Koronavirüs salgını ile birlikte geleceği belirsiz alanlardan biri de kültür sanat. Birçok kültür sanat etkinliği iptal oldu, sinemalar ve tiyatrolar kapatıldı. Birçok ülke gibi Türkiye de belli bir normalleşme seviyesi çerçevesinde kamusal hayatın yavaş yavaş açılacağını açıklıyor. Ama halihazırda ekonomik krizle boğuşan Türkiye’de normalleşmenin hayata geçmesi çok kolay görünmüyor.
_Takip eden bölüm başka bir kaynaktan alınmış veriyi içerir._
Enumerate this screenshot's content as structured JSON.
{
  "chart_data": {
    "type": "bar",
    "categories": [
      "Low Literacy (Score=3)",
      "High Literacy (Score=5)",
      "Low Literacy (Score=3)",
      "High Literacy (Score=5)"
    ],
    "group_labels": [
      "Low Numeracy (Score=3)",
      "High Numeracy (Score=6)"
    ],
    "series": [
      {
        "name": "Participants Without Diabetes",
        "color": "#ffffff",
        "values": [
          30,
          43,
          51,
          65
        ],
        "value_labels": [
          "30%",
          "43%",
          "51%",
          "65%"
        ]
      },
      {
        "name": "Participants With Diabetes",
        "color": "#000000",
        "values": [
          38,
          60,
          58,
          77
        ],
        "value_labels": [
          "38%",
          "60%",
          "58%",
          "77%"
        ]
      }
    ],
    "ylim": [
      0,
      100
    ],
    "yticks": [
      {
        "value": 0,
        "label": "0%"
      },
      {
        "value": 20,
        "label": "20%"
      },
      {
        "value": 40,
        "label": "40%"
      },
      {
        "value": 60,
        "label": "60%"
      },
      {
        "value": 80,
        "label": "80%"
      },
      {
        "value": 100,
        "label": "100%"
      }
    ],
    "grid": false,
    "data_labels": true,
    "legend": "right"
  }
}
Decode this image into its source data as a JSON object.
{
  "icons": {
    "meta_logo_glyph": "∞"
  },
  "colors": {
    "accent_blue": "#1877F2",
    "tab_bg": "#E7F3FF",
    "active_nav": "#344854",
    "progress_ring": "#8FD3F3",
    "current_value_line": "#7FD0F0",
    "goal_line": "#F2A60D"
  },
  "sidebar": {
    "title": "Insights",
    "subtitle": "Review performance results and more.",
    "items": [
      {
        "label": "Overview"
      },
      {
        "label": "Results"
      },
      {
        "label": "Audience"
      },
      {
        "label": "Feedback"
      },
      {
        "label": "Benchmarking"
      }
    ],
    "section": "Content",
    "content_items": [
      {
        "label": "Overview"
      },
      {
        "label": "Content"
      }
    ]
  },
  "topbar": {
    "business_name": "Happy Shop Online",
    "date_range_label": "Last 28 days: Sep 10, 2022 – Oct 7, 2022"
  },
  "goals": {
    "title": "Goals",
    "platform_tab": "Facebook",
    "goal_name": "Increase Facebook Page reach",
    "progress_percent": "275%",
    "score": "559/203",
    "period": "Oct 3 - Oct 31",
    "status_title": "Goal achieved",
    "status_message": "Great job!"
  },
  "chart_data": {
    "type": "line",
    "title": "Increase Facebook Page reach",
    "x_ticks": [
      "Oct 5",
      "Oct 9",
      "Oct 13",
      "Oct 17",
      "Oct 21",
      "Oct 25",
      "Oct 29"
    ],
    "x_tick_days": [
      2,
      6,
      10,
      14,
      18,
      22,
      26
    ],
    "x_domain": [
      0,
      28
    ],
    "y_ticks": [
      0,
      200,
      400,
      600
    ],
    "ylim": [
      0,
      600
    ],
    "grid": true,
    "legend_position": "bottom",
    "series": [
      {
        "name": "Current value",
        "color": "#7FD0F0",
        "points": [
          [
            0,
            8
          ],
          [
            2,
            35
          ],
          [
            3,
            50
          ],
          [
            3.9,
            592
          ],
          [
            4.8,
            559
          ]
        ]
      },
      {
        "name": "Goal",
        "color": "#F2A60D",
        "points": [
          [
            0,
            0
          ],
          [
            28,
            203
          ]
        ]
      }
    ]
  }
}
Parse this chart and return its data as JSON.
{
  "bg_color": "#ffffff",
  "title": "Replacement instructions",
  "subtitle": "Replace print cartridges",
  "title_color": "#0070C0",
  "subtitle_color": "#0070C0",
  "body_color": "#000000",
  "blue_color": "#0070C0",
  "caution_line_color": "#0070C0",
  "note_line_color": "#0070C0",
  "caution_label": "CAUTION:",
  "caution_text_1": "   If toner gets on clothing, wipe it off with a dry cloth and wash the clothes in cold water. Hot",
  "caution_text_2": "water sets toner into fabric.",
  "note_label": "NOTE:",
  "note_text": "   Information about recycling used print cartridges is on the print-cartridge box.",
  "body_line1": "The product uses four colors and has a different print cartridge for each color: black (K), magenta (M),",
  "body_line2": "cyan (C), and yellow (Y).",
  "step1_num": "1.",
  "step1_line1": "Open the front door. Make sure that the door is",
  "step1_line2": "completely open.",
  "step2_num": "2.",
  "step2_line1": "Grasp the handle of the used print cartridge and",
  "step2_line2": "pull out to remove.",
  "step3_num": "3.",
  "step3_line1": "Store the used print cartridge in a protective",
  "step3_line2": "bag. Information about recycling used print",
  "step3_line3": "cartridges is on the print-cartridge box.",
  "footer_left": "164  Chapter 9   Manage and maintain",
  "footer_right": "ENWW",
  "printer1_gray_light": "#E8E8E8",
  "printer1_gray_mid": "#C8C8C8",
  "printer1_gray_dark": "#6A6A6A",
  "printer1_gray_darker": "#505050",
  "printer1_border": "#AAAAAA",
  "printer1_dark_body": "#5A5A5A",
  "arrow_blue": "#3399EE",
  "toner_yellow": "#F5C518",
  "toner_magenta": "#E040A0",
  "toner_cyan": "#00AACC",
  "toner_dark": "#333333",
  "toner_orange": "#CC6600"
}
Özel tiyatrolar da pandeminin etkilediği alanlardan sadece bir tanesi. Tiyatrocuların başlattığı “Tiyatromuz Yaşasın” adlı imza kampanyasıyla hem özel tiyatroların sorunlarına dikkat çekiliyor, hem de devletin bu alana ödenek ayırması isteniyor. İstanbul’daki Moda Sahnesi kurucularından da olan Tiyatro Yönetmeni Kemal Aydoğan taleplerinin: "KDV, gelir vergisi, stopaj gibi tüm vergilerden muaf tutulması; salon kiraların karşılanması (2021 Ocak ayına kadar); teknik personelin maaş ve sigortalarının karşılanması (2021 Ocak ayına kadar), tiyatro yasasının çıkması; Kültür Bakanlığı’nca özel tiyatroları destekleme yönetmeliğinin hükümleri ve terminolojisinin günün ihtiyaçlarına uygun olarak acil düzenlenmesi" olduğunu belirtiyor.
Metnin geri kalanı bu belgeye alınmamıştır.